If a kidney stone causes a blockage, or moves down the ureter, it can cause some of the following symptoms:
- pain or aching in the back or one or both sides
- spasms of intense pain (anywhere between the bottom of the ribs and the groin)
- bloody, cloudy or smelly urine
- nausea and vomiting
- frequent urge to urinate
- a burning sensation during urination
- fever and chills
These can also be symptoms of a urinary tract infection, such as cystitis, which is much more common in young women than kidney stone. If you have one or more of these symptoms, see your doctor.

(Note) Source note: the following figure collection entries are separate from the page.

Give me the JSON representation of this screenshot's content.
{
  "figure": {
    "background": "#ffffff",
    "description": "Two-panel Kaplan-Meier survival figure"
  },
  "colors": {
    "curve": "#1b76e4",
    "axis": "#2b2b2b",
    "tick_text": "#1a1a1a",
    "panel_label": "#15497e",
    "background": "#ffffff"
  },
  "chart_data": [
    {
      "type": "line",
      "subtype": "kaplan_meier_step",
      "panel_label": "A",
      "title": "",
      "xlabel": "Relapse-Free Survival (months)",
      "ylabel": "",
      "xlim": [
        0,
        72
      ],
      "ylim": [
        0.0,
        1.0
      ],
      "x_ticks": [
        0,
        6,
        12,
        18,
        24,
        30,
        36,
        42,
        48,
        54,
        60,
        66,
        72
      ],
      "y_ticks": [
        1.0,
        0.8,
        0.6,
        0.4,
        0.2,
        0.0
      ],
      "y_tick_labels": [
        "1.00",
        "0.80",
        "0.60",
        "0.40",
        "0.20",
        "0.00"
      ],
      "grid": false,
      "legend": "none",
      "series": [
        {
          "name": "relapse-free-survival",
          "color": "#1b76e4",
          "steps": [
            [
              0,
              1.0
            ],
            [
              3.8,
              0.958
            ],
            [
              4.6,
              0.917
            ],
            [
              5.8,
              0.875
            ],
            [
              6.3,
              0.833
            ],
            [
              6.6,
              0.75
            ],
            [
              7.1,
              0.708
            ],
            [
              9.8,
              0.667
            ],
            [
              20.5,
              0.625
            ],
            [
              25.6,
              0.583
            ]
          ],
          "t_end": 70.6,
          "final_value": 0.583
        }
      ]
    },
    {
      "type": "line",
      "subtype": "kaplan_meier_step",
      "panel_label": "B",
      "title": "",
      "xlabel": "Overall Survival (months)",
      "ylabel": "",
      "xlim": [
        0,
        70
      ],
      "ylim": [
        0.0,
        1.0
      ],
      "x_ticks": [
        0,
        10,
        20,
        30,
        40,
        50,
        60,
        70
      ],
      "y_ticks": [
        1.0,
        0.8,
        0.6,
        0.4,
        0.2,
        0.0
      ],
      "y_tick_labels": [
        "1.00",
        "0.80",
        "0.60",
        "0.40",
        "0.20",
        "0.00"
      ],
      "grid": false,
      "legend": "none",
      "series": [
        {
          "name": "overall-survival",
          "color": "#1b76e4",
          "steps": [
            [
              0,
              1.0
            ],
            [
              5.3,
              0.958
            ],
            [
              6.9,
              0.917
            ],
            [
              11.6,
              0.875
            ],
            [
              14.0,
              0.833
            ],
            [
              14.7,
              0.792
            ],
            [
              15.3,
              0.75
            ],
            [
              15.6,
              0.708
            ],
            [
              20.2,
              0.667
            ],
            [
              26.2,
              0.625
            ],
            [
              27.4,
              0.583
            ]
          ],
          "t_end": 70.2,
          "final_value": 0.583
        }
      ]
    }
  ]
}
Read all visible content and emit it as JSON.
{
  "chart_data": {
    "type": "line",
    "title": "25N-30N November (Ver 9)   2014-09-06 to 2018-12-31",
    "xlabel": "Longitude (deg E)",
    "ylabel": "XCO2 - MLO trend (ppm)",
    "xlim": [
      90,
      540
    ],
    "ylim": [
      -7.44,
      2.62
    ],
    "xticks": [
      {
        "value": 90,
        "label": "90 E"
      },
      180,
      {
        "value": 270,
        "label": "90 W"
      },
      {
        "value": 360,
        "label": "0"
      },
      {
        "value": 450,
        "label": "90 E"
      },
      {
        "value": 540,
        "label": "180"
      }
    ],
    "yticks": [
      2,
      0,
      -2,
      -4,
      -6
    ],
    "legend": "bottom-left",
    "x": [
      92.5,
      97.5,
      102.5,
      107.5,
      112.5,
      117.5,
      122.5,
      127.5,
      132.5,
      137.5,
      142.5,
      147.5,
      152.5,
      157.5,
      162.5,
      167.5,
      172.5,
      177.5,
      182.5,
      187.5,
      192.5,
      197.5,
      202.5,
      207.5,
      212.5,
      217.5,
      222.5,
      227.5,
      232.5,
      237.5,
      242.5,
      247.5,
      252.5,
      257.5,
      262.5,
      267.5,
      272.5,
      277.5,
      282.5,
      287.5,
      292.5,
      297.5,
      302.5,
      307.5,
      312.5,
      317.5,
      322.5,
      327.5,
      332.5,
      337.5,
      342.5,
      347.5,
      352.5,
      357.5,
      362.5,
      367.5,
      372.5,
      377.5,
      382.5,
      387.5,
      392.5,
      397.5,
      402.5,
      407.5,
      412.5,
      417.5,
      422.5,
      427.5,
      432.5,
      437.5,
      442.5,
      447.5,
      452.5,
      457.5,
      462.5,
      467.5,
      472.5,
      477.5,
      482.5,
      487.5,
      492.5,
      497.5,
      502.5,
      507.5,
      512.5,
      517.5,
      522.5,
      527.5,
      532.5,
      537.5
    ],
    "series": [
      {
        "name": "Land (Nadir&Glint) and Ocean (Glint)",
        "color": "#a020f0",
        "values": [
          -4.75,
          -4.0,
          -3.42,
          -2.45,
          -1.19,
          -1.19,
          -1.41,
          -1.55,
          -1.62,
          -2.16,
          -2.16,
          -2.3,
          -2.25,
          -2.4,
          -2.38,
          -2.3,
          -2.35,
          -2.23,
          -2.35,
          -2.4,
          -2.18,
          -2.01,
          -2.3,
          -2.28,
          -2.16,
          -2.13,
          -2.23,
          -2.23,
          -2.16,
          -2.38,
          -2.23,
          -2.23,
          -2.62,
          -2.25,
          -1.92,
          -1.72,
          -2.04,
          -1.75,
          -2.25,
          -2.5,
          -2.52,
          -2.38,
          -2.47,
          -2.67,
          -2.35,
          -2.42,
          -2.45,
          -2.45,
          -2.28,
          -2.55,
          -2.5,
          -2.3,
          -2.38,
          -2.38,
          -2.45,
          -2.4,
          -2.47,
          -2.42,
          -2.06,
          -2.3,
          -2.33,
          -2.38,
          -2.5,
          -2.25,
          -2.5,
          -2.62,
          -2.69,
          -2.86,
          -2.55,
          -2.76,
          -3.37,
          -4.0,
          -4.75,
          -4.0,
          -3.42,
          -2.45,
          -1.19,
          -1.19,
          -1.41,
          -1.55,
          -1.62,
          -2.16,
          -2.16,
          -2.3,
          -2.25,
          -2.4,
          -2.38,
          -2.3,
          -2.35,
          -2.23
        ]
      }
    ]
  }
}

Doctors can usually diagnose a kidney stone by asking about the symptoms and doing a physical examination. Further tests may be done to confirm the diagnosis, reveal the size and location of the stone, and identify the type of stone. These include:
- Blood tests: to identify excess amounts of certain chemicals related to the formation of stones
- Urine analysis: patients may be asked to collect urine over 24 hours to see if there is a high concentration of the chemicals that cause stones
- X-rays: calcium stones show up white on the X-ray
- Intravenous pyelography (IVP): an X-ray involving an injection of special dye to show up stones that can't be seen with X-rays alone
- Ultrasound: uses high frequency sound waves to produce an image of the internal organs
Treatment depends on the type and cause of the stone. Most stones can be treated without surgery. Drinking a lot of water (2.5 to 3 litres per day) and staying physically active are often enough to move a stone out of the body.
However, if there is infection or blockage, or a risk of kidney damage, a stone should always be removed. Any infection is treated with antibiotics first. Stones that are too large to pass can be removed in several ways:
Extracorporeal shock wave lithotripsy (ESWL)
This is the most common method and does not involve a surgical operation. Instead, shock waves are used to break the stones into crystals small enough to be passed in the urine. The shock waves do not hurt, although some people feel some discomfort afterwards.
Ureteroscopic stone removal
If a stone is lodged in the ureter, a flexible narrow instrument called a cystoscope can be passed up through the urethra and bladder. The stone is "caught" and removed, or shattered into tiny pieces with a shock wave. This procedure usually involves a general anaesthetic.
If ESWL doesn't work or a stone is particularly large, it may be surgically removed under general anaesthetic. The surgeon makes a small cut in the back and uses a telescopic instrument called a nephroscope to pull the stone out or break it up with shock waves.
Kidney stones caused by chemical imbalance resulting from over-activity of the parathyroid glands (in the neck), is often due to a small benign tumour that can be surgically removed.
Knowing the exact cause and kind of stone enables people to make changes that can help prevent further stones.
- To help prevent any type of stone, fluid intake should be 2.5 to 3 litres per day. Water is best.
- People who get calcium stones should cut down on foods that have high levels of oxalates (meat, chicken, fish, asparagus, nuts and berries, chocolate, cooked spinach, rhubarb, tea and coffee). However, not everyone will benefit from cutting down their calcium intake. It's important to first discuss any dietary changes with a doctor.
- Those who get uric acid stones should eat less meat, fish and poultry. Preventative medicine may be also be prescribed to control the level of acid in the urine.
- People who get "infection" stones need to keep the urine free of bacteria that can cause infection. This may involve taking long-term antibiotics.